Check FEC settings—in general, 100G devices seem to require the use of RS-FEC, 10G and 25G usually run fine without FEC, but it may need to be manually disabled on the link partner.
Serdes configuration—ensure the correct line rate, gearbox settings, etc. are correct. Some boards also have p/n swapped (e.g. ExaNIC X10/X25), so check tx/rx invert settings. (Yes, I managed to figure that one out after some head-scratching despite not having access to the schematic)
Serdes site locations—make sure you’re using the correct pins.
Serdes reference clock configuration—make sure the reference clock matches the serdes configuration, and on some boards the reference clock needs to be configured in some way before use.

3.3. Ping and iperf don’t work

Things to check, in no particular order:

Check that the interface is up (ip link set dev <interface> up)
Check that the interface has an IP address assigned (ip addr, ip -c a, ip -c -br, to check, ip addr add 192.168.1.1/24 dev <interface> to set)
The corundum driver does not currently report the link status to the OS, so check for a link light (not all design variants implement this) and check the link partner for the link status (ip link, NO-CARRIER means the link is down at the PHY layer)
Try hot resetting the card with the link partner connected (clear up possible RX DFE problem)
Check tcpdump for inbound traffic on both ends of the link tcpdump -i <interface> -Q in to see what is actually traversing the link. If the TX direction works but the RX direction does not, there is a high probability it is a transceiver DFE issue that may be fixable with a hot reset.
Check with mqnic-dump to see if there is anything stuck in transmit queues, transmit or receive completion queues, or event queues.

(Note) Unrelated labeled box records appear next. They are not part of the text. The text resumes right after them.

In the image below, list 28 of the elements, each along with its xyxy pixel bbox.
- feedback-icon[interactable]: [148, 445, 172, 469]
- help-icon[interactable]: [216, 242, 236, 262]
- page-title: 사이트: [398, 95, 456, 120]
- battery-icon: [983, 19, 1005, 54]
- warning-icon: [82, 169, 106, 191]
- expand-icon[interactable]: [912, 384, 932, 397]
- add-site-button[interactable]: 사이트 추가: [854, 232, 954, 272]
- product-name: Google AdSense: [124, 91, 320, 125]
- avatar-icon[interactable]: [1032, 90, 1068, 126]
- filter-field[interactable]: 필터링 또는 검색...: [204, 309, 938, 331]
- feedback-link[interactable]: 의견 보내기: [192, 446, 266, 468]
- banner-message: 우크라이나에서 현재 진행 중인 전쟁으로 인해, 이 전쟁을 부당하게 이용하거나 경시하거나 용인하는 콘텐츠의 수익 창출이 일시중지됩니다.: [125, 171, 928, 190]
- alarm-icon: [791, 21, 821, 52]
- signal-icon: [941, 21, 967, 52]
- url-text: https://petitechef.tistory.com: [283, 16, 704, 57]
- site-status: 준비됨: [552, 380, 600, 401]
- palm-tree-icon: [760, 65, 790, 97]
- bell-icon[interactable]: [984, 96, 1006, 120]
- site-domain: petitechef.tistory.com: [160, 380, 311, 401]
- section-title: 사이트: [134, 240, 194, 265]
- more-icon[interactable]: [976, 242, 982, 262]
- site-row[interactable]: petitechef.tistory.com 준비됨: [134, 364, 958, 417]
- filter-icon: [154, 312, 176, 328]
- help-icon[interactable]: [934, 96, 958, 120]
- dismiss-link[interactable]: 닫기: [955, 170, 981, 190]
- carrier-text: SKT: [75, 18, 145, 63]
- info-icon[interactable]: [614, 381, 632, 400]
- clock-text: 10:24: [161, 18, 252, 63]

3.4. The device loses its IP address

This is not a corundum issue, this is NetworkManager or a similar application causing trouble by attempting to run DHCP or similar on the interface. There are basically four options here: disable NetworkManager, configure NetworkManager to ignore the interface, use NetworkManager to configure the interface and assign the IP address you want, or use network namespaces to isolate the interface from NetworkManager. Unfortunately, if you have a board that doesn’t support persistent MAC addresses, it may not be possible to configure NetworkManager to deal with the interface correctly.